Unsworth is one of Australia’s most prolific and uncategorisable artists. Across six decades he has generated a vast body of work incorporating such recurring themes as levitating rocks, automated pianos and cycling skeletons. It echoes minimalism, body art, arte povera and vaudeville in equal measure, yet remains deeply idiosyncratic.
Somehow this complex catalogue has been ordered into key themes for a retrospective at the National Gallery of Victoria (NGV). Surprisingly, it’s Unsworth’s first such show in his birth town.
‘The title is Truly, Madly’ he reveals ‘and it’s been a mad experience.’
The exhibition sprawls across all three levels of the NGV at Federation Square. It mixes older and newer works, including three new commissions, and continues Unsworth’s obsession with ‘the human body, the surrogate body, and the skeletons.’
One work, unites a tattooed angel, a piano and a figure slapping the floor with a cane. Another centres on a 17-foot skeleton with an elongated penis made of blown Plexiglas, surrounded of course by stones. Elsewhere a blackbird persistently pecks at a cast of Unsworth’s body refashioned as St Francis of Assisi.
Despite the mystery and symbolism in his work, Unsworth is frank and down to earth in person. He aims to make art every day although at 87 years old admits to ‘slowing down a bit’. Whilst he mostly works out of an old factory building in a nearby suburb, he maintains a small studio at home for ‘sitting and scratching my bottom’ and undertaking ‘my other sin of painting, which I keep very secret.’
The extent of this discreet yet long-standing practice is evident in a new monograph by Anthony Bond in collaboration with ARTAND Foundation that dedicates two of its 12 chapters to drawing and painting. Unsworth’s basement studio reveals his latest such work, an allegorical figurative painting recalling early Arthur Boyd. This side of Unsworth might seem surprising compared to his more epic sculptures, installation and performance art.

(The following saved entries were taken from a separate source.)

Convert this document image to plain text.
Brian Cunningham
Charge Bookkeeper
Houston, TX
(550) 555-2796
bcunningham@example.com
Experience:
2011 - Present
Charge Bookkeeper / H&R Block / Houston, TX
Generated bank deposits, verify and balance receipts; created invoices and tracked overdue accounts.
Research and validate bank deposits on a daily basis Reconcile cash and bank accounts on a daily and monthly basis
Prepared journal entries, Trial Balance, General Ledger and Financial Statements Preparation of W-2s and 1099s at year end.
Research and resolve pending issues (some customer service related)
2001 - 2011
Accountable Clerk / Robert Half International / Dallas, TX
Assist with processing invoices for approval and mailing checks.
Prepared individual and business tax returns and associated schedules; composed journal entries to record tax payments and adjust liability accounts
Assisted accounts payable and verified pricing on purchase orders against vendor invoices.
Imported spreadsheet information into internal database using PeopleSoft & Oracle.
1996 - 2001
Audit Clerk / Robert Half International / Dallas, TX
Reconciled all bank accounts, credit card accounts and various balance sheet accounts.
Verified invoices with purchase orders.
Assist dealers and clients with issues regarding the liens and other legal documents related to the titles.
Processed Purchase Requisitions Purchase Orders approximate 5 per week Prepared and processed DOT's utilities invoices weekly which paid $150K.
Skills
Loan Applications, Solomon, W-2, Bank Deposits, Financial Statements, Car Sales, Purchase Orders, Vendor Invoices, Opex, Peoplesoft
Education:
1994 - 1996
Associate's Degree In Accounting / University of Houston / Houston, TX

‘Drawing is a way of thinking,’ he explains, ‘and of expressing those thoughts and putting them into some sort of form. Drawing’s always been essential to my working life. It becomes like an encyclopedia. In fact I can remember every drawing I’ve ever made. It’s a very fluid, flexible, vital sort of activity.
Drawing is contiguous with the body, which is ultimately the key to unlocking Unsworth’s practice. His focus on the body emerged circuitously on a 1971 trip to New York City where he stumbled upon a book about arte povera. ‘I came back to Hobart and started using natural materials ike little river stones and thorns. Then I had this brainwave that the human body was a natural material.’ He quickly delineates his work from peers like Mike Parr who deliberately stress the body, instead ‘using the body as a sculptural element being driven by some other force.’
In Unsworth’s work the body is always in tension, attempting to transcend its limitations. Its trace is also present in the sculptures. Stones, after all, don’t float by their own accord. Similarly, a silenced piano requires the human body to coax forth its voice. Or some automated canes thrashing the piano into submission.
‘Fluxus is instinctively where my thinking is: humour, accidents and violence.’
The disjuncture between theatre and life has been central to Unsworth’s thinking since his ‘feral’ adopted childhood in Melbourne where he was captivated by magic, theatre and musical comedies. Later, darkness arose from periods spent in pre-unified Berlin and by such experiences as the deaths of his beloved wife Elisabeth and his stepson. One way to process and communicate this has been through humour, a lesson absorbed from Shakespeare.
‘If you weigh an idea down on somebody there’s an impossibility to accept it. Humour enables the message to penetrate far more effectively. That’s come naturally in my work – that sense of humour, that lightness of touch.’
Julian Day is an artist, composer, writer and broadcaster.